Wo in Europa hat Marxsches Denken derzeit eine reelle Chance, gerade angesichts nach rechts driftender Staaten wie Polen oder Ungarn? Ein Blick nach Spanien verrät: Die Partei Podemos als linker Antagonist bildete schnell einen Gegenpol zu den alteingesessenen Parteien im Parlament. Als drittgrößte zog sie 2016 erstmals neben Konservativen und Sozialisten ins Parlament ein.
Gerade in jenem Jahr sollte das Land noch stark gebeutelt werden. Die meiste Zeit gab es keine regierungsfähige Koalition; Neuwahlen waren an der Tagesordnung. Tontocracia, die Herrschaft der Bekloppten, nannte es der Volksmund. Weder Gesetze noch einen neuen Haushalt für das kommende Jahr konnte das Parlament so verabschieden. Dabei hätten die vermeintlichen Wahl-Gewinner des konservativen Partido Popular (PP) es sich leicht machen und ihren Blick nach links wenden können.

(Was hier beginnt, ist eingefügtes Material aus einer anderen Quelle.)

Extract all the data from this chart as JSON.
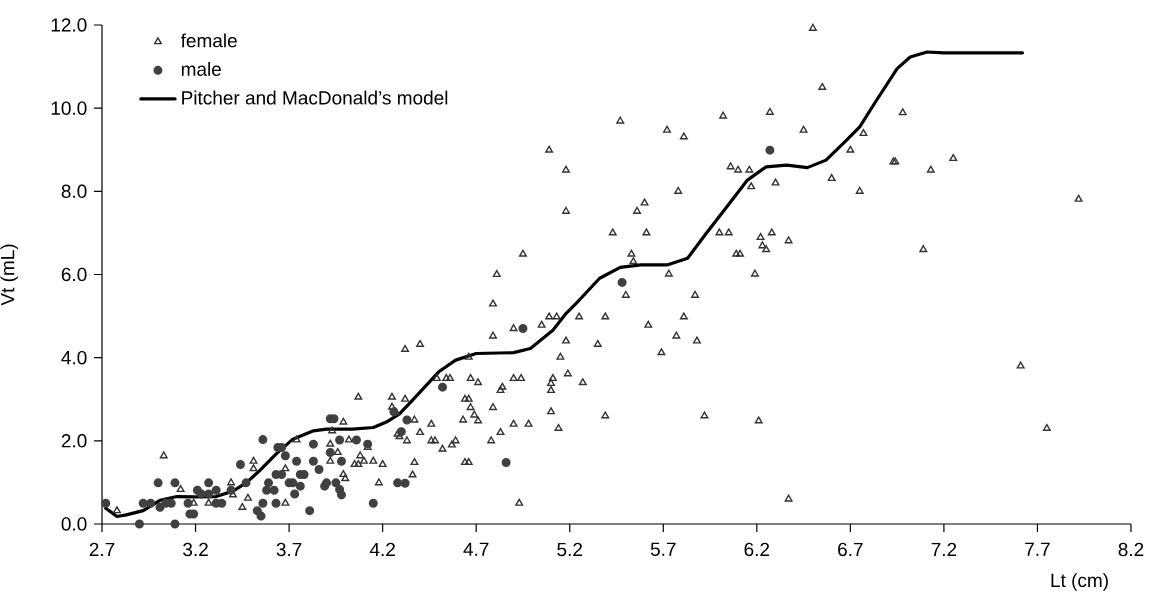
{
  "chart_data": {
    "type": "scatter",
    "xlabel": "Lt (cm)",
    "ylabel": "Vt (mL)",
    "xlim": [
      2.7,
      8.2
    ],
    "ylim": [
      0,
      12
    ],
    "xticks": [
      2.7,
      3.2,
      3.7,
      4.2,
      4.7,
      5.2,
      5.7,
      6.2,
      6.7,
      7.2,
      7.7,
      8.2
    ],
    "yticks": [
      {
        "value": 0,
        "label": "0.0"
      },
      {
        "value": 2,
        "label": "2.0"
      },
      {
        "value": 4,
        "label": "4.0"
      },
      {
        "value": 6,
        "label": "6.0"
      },
      {
        "value": 8,
        "label": "8.0"
      },
      {
        "value": 10,
        "label": "10.0"
      },
      {
        "value": 12,
        "label": "12.0"
      }
    ],
    "legend": "top left",
    "series": [
      {
        "name": "female",
        "marker": "triangle",
        "color": "#333333",
        "x": [
          2.78,
          3.03,
          3.12,
          3.19,
          3.27,
          3.39,
          3.4,
          3.45,
          3.48,
          3.51,
          3.51,
          3.68,
          3.68,
          3.74,
          3.92,
          3.93,
          3.92,
          3.96,
          3.99,
          3.99,
          4.0,
          4.02,
          4.05,
          4.07,
          4.08,
          4.1,
          4.12,
          4.15,
          4.18,
          4.2,
          4.07,
          4.25,
          4.25,
          4.27,
          4.28,
          4.79,
          5.09,
          5.13,
          4.9,
          5.05,
          4.79,
          5.25,
          5.39,
          5.62,
          5.77,
          5.18,
          5.35,
          5.69,
          4.32,
          4.4,
          4.66,
          5.15,
          4.49,
          4.54,
          4.56,
          4.67,
          4.71,
          4.9,
          4.94,
          5.11,
          5.1,
          5.19,
          5.27,
          5.1,
          4.84,
          4.83,
          4.32,
          4.64,
          4.66,
          4.67,
          4.79,
          4.63,
          4.69,
          4.71,
          5.1,
          5.39,
          4.37,
          4.46,
          4.9,
          4.98,
          4.83,
          5.14,
          4.4,
          4.29,
          4.33,
          4.46,
          4.48,
          4.59,
          4.57,
          4.52,
          4.78,
          4.64,
          4.66,
          4.37,
          4.36,
          4.93,
          4.81,
          5.09,
          5.18,
          5.18,
          4.95,
          5.47,
          6.02,
          6.27,
          6.5,
          6.55,
          6.37,
          5.72,
          5.81,
          6.45,
          6.06,
          6.1,
          6.16,
          6.17,
          6.3,
          6.77,
          6.7,
          6.6,
          6.75,
          6.93,
          6.94,
          5.78,
          5.6,
          5.56,
          5.43,
          5.61,
          5.53,
          5.54,
          6.0,
          6.05,
          6.22,
          6.28,
          6.37,
          6.23,
          6.25,
          6.09,
          6.11,
          5.73,
          6.19,
          5.5,
          5.87,
          5.81,
          5.88,
          5.92,
          6.21,
          6.98,
          7.25,
          7.13,
          7.92,
          7.09,
          7.61,
          7.75
        ],
        "values": [
          0.32,
          1.64,
          0.83,
          0.5,
          0.5,
          0.99,
          0.7,
          0.4,
          0.62,
          1.33,
          1.51,
          1.33,
          0.5,
          2.02,
          1.92,
          2.24,
          1.51,
          1.72,
          2.45,
          1.19,
          1.09,
          2.02,
          1.43,
          1.43,
          1.64,
          1.51,
          1.84,
          1.51,
          0.99,
          1.43,
          3.05,
          3.05,
          2.81,
          2.69,
          2.16,
          5.29,
          4.98,
          4.98,
          4.7,
          4.78,
          4.52,
          4.98,
          4.98,
          4.78,
          4.52,
          4.4,
          4.32,
          4.12,
          4.2,
          4.32,
          4.01,
          4.01,
          3.5,
          3.5,
          3.5,
          3.5,
          3.4,
          3.5,
          3.5,
          3.5,
          3.38,
          3.61,
          3.4,
          3.21,
          3.29,
          3.21,
          3.0,
          3.0,
          3.0,
          2.8,
          2.8,
          2.5,
          2.62,
          2.48,
          2.7,
          2.6,
          2.5,
          2.4,
          2.4,
          2.4,
          2.2,
          2.3,
          2.2,
          2.1,
          2.0,
          2.0,
          2.0,
          2.0,
          1.9,
          1.8,
          2.0,
          1.48,
          1.48,
          1.48,
          1.18,
          0.5,
          6.0,
          8.99,
          8.51,
          7.52,
          6.49,
          9.69,
          9.81,
          9.9,
          11.92,
          10.5,
          0.6,
          9.47,
          9.31,
          9.47,
          8.59,
          8.51,
          8.51,
          8.11,
          8.2,
          9.39,
          8.99,
          8.31,
          8.0,
          8.71,
          8.71,
          8.0,
          7.72,
          7.52,
          7.0,
          7.0,
          6.49,
          6.31,
          7.0,
          7.0,
          6.89,
          7.0,
          6.81,
          6.69,
          6.6,
          6.49,
          6.49,
          6.01,
          6.01,
          5.5,
          5.5,
          4.98,
          4.4,
          2.6,
          2.48,
          9.89,
          8.79,
          8.51,
          7.81,
          6.6,
          3.8,
          2.3
        ]
      },
      {
        "name": "male",
        "marker": "circle",
        "color": "#404040",
        "x": [
          2.72,
          2.9,
          2.92,
          2.96,
          3.0,
          3.01,
          3.04,
          3.07,
          3.09,
          3.09,
          3.16,
          3.17,
          3.19,
          3.21,
          3.23,
          3.27,
          3.27,
          3.31,
          3.31,
          3.34,
          3.39,
          3.44,
          3.47,
          3.53,
          3.55,
          3.56,
          3.56,
          3.58,
          3.59,
          3.62,
          3.63,
          3.64,
          3.66,
          3.63,
          3.66,
          3.68,
          3.7,
          3.72,
          3.73,
          3.74,
          3.76,
          3.76,
          3.78,
          3.81,
          3.83,
          3.83,
          3.86,
          3.89,
          3.9,
          3.92,
          3.94,
          3.92,
          3.97,
          3.98,
          3.97,
          3.98,
          3.95,
          4.06,
          4.12,
          4.15,
          4.28,
          4.95,
          4.52,
          4.26,
          4.33,
          4.3,
          4.32,
          4.86,
          6.27,
          5.48
        ],
        "values": [
          0.5,
          0.0,
          0.5,
          0.5,
          0.99,
          0.4,
          0.5,
          0.5,
          0.99,
          0.0,
          0.5,
          0.24,
          0.24,
          0.81,
          0.72,
          0.99,
          0.72,
          0.81,
          0.5,
          0.5,
          0.81,
          1.43,
          0.99,
          0.32,
          0.19,
          0.5,
          2.03,
          0.81,
          0.99,
          0.81,
          0.5,
          1.84,
          1.84,
          1.19,
          1.19,
          1.64,
          0.99,
          0.99,
          0.72,
          1.51,
          0.91,
          1.19,
          1.19,
          0.32,
          1.92,
          1.51,
          1.31,
          0.91,
          0.99,
          2.53,
          2.53,
          1.72,
          2.02,
          1.51,
          0.83,
          0.7,
          0.99,
          2.02,
          1.92,
          0.5,
          0.99,
          4.7,
          3.29,
          2.7,
          2.5,
          2.22,
          0.98,
          1.48,
          8.99,
          5.81
        ]
      },
      {
        "name": "Pitcher and MacDonald’s model",
        "type": "line",
        "marker": "none",
        "line_style": "solid",
        "color": "#000000",
        "x": [
          2.72,
          2.78,
          2.83,
          2.92,
          3.01,
          3.1,
          3.19,
          3.31,
          3.4,
          3.47,
          3.54,
          3.63,
          3.72,
          3.83,
          3.9,
          4.04,
          4.15,
          4.22,
          4.29,
          4.36,
          4.5,
          4.59,
          4.7,
          4.9,
          4.99,
          5.11,
          5.18,
          5.25,
          5.36,
          5.47,
          5.58,
          5.72,
          5.83,
          5.93,
          6.04,
          6.15,
          6.25,
          6.36,
          6.47,
          6.57,
          6.68,
          6.75,
          6.84,
          6.95,
          7.02,
          7.11,
          7.2,
          7.62
        ],
        "values": [
          0.38,
          0.18,
          0.22,
          0.32,
          0.57,
          0.66,
          0.65,
          0.66,
          0.79,
          0.99,
          1.27,
          1.68,
          2.04,
          2.24,
          2.28,
          2.28,
          2.32,
          2.45,
          2.65,
          2.98,
          3.66,
          3.94,
          4.1,
          4.12,
          4.22,
          4.66,
          5.06,
          5.38,
          5.91,
          6.17,
          6.23,
          6.23,
          6.39,
          6.99,
          7.63,
          8.27,
          8.59,
          8.63,
          8.57,
          8.75,
          9.23,
          9.55,
          10.19,
          10.95,
          11.23,
          11.35,
          11.33,
          11.33
        ]
      }
    ]
  }
}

Inklusive einer weiteren Partei wäre diese Koalition regierungsfähig gewesen. Die Wählerschaft hätte sich innerhalb der Regierung repräsentiert gefühlt. Denn Podemos war aus den landesweiten Protestcamps des Movemiento 15-M von 2011 entstanden. Sie setzt sich aus ‚Indignados’, den Empörten aus linken Bewegungen wie etwa der Anti-Globalisierungs-Bewegung und auch Widerständlern aus der Politik zusammen. In ihren Protesten standen sie gegen Ungleichheit und Korruption auf. Podemos hat genau dieses Protestpotenzial absorbiert und den Menschen ein Forum eröffnet, ihre Themen in die politische Debatte zu integrieren. Im Zuge der Finanzkrise war das Zeitgeist und wirkte wie Balsam auf die geschundene spanische Seele.

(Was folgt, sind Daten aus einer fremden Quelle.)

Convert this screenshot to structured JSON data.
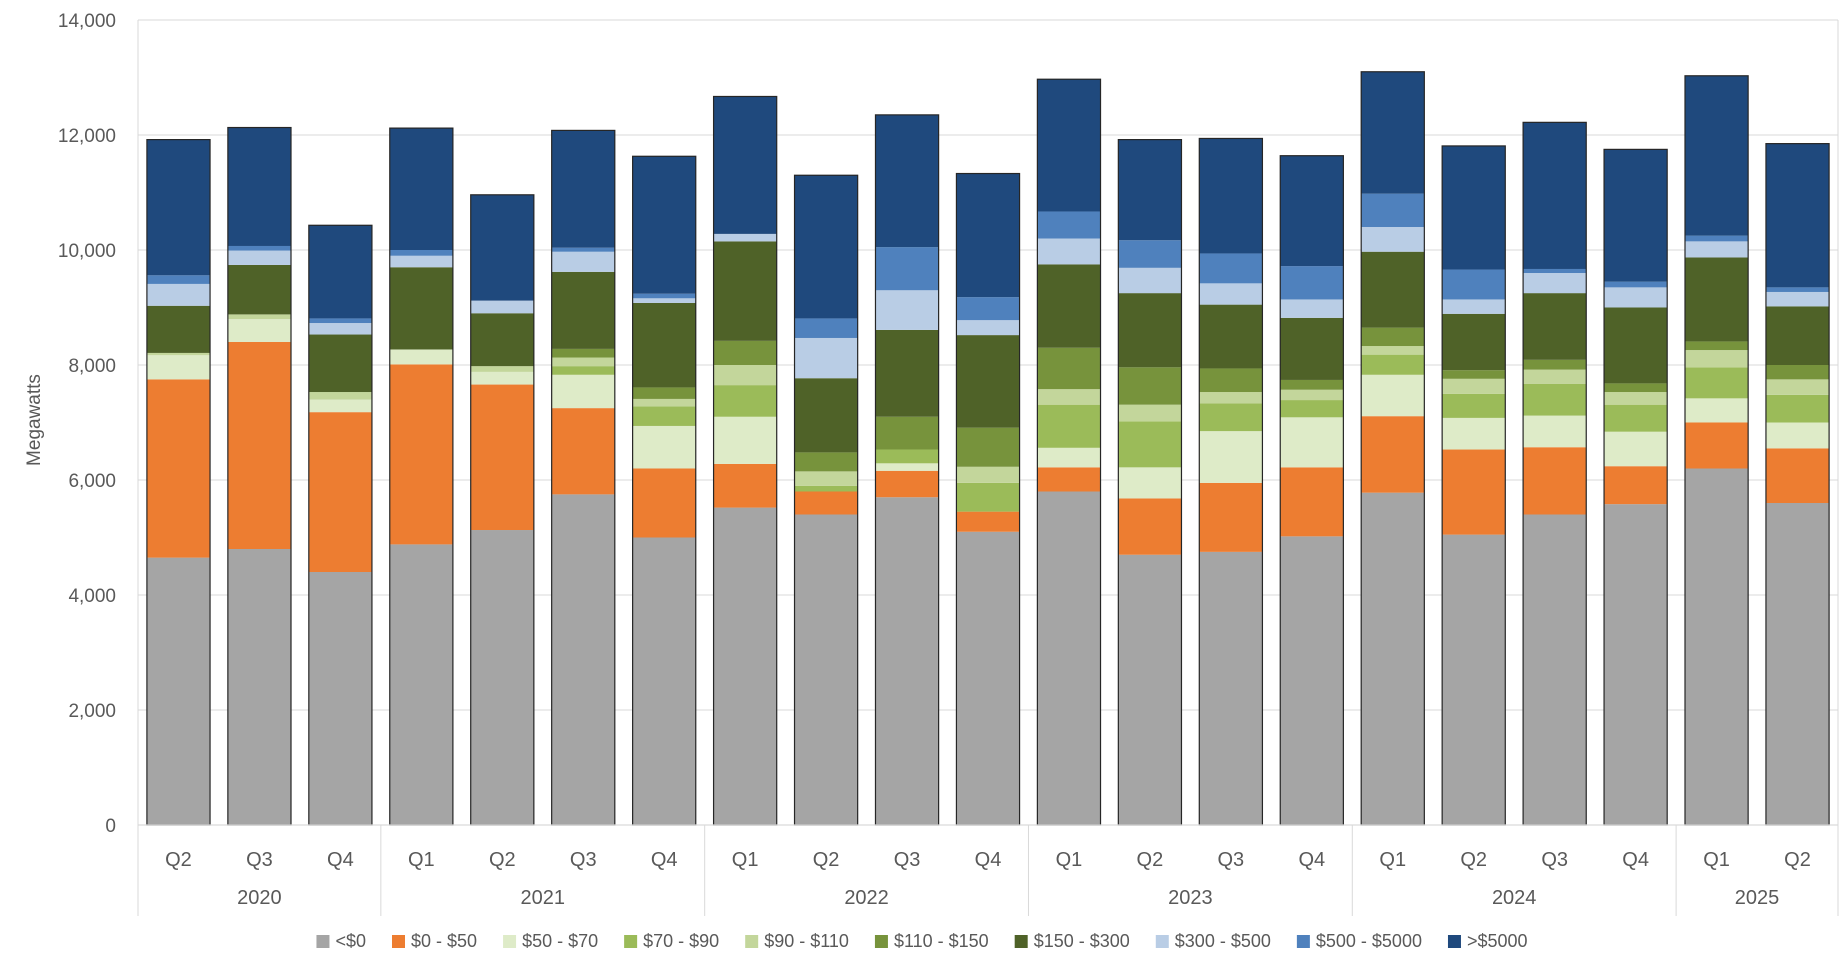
{
  "chart_data": {
    "type": "bar",
    "stacked": true,
    "title": "",
    "xlabel": "",
    "ylabel": "Megawatts",
    "ylim": [
      0,
      14000
    ],
    "yticks": [
      0,
      2000,
      4000,
      6000,
      8000,
      10000,
      12000,
      14000
    ],
    "ytick_labels": [
      "0",
      "2,000",
      "4,000",
      "6,000",
      "8,000",
      "10,000",
      "12,000",
      "14,000"
    ],
    "grid": true,
    "legend_position": "bottom",
    "categories": [
      "Q2",
      "Q3",
      "Q4",
      "Q1",
      "Q2",
      "Q3",
      "Q4",
      "Q1",
      "Q2",
      "Q3",
      "Q4",
      "Q1",
      "Q2",
      "Q3",
      "Q4",
      "Q1",
      "Q2",
      "Q3",
      "Q4",
      "Q1",
      "Q2"
    ],
    "year_groups": [
      {
        "label": "2020",
        "count": 3
      },
      {
        "label": "2021",
        "count": 4
      },
      {
        "label": "2022",
        "count": 4
      },
      {
        "label": "2023",
        "count": 4
      },
      {
        "label": "2024",
        "count": 4
      },
      {
        "label": "2025",
        "count": 2
      }
    ],
    "series": [
      {
        "name": "<$0",
        "color": "#A5A5A5",
        "values": [
          4650,
          4800,
          4400,
          4880,
          5130,
          5750,
          5000,
          5520,
          5400,
          5700,
          5100,
          5800,
          4700,
          4750,
          5020,
          5780,
          5050,
          5400,
          5580,
          6200,
          5600
        ]
      },
      {
        "name": "$0 - $50",
        "color": "#ED7D31",
        "values": [
          3100,
          3600,
          2780,
          3130,
          2530,
          1500,
          1200,
          760,
          400,
          460,
          350,
          420,
          980,
          1200,
          1200,
          1330,
          1480,
          1170,
          660,
          800,
          950
        ]
      },
      {
        "name": "$50 - $70",
        "color": "#DEEBC8",
        "values": [
          420,
          400,
          220,
          260,
          220,
          580,
          740,
          820,
          0,
          130,
          0,
          340,
          540,
          900,
          870,
          720,
          550,
          550,
          600,
          420,
          450
        ]
      },
      {
        "name": "$70 - $90",
        "color": "#9BBB59",
        "values": [
          0,
          0,
          0,
          0,
          0,
          150,
          340,
          550,
          100,
          240,
          500,
          750,
          800,
          480,
          300,
          350,
          420,
          550,
          470,
          540,
          480
        ]
      },
      {
        "name": "$90 - $110",
        "color": "#C3D69B",
        "values": [
          40,
          80,
          130,
          0,
          100,
          150,
          130,
          350,
          250,
          0,
          280,
          270,
          290,
          200,
          180,
          150,
          260,
          250,
          220,
          300,
          270
        ]
      },
      {
        "name": "$110 - $150",
        "color": "#77933C",
        "values": [
          0,
          0,
          0,
          0,
          0,
          150,
          200,
          420,
          330,
          570,
          680,
          720,
          650,
          410,
          170,
          320,
          150,
          170,
          150,
          150,
          250
        ]
      },
      {
        "name": "$150 - $300",
        "color": "#4F6228",
        "values": [
          820,
          860,
          1000,
          1430,
          920,
          1340,
          1470,
          1730,
          1290,
          1510,
          1610,
          1450,
          1290,
          1110,
          1080,
          1320,
          980,
          1160,
          1320,
          1460,
          1020
        ]
      },
      {
        "name": "$300 - $500",
        "color": "#B9CDE5",
        "values": [
          380,
          250,
          200,
          200,
          220,
          350,
          80,
          130,
          700,
          690,
          260,
          450,
          440,
          370,
          320,
          430,
          250,
          350,
          350,
          280,
          250
        ]
      },
      {
        "name": "$500 - $5000",
        "color": "#4F81BD",
        "values": [
          150,
          80,
          80,
          100,
          0,
          70,
          80,
          0,
          340,
          750,
          400,
          470,
          480,
          520,
          580,
          580,
          520,
          70,
          100,
          100,
          80
        ]
      },
      {
        "name": ">$5000",
        "color": "#1F497D",
        "values": [
          2360,
          2060,
          1620,
          2120,
          1840,
          2040,
          2390,
          2390,
          2490,
          2300,
          2150,
          2300,
          1750,
          2000,
          1920,
          2120,
          2150,
          2550,
          2300,
          2780,
          2500
        ]
      }
    ]
  }
}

Die ersten Jahre seit Parteigründung sind ins Land gegangen. Inzwischen hat der politische Alltag auch die Protest-Partei Podemos ein Stück weit eingeholt. Die Führungsriege um Pablo Iglesias und Íñigo Errejón streitet sich nun darum, wer denn jetzt die Hosen anhat und wie radikal die Partei wirklich auftreten will. Aber das ist nur Makulatur. Viel wichtiger wird die Positionierung gegen den erneut erstarkenden rechten Flügel um die Partei Ciudadanos sein.
Vom Marxschen Standpunkt aus hat Podemos die Kämpfe des Movemiento 15-M dorthin getragen, wo sie bearbeitet werden können – in den politischen Diskurs. Ein wirksames Instrument, um auf die gesellschaftlichen Missstände aufmerksam zu machen. Inwieweit die Mitglieder in der Lage sein werden, die daraus entstehenden Konflikte in die Bewegungen, aus denen sie entstammen, zurück zu spielen, bleibt abzuwarten. Vielleicht ordnen sie sich auch schneller als gedacht dem politischen Establishment unter oder verlieren sich in weiteren Nebenschauplätzen.
Doch das Potenzial zur Veränderung wäre da. Und soweit die inneren Kämpfe der anführenden Köpfe überwunden werden, kann die Partei sich daran machen, ihre eigentliche Aufgabe wieder zu übernehmen – linke Themen im Parlament wirksam präsent zu halten.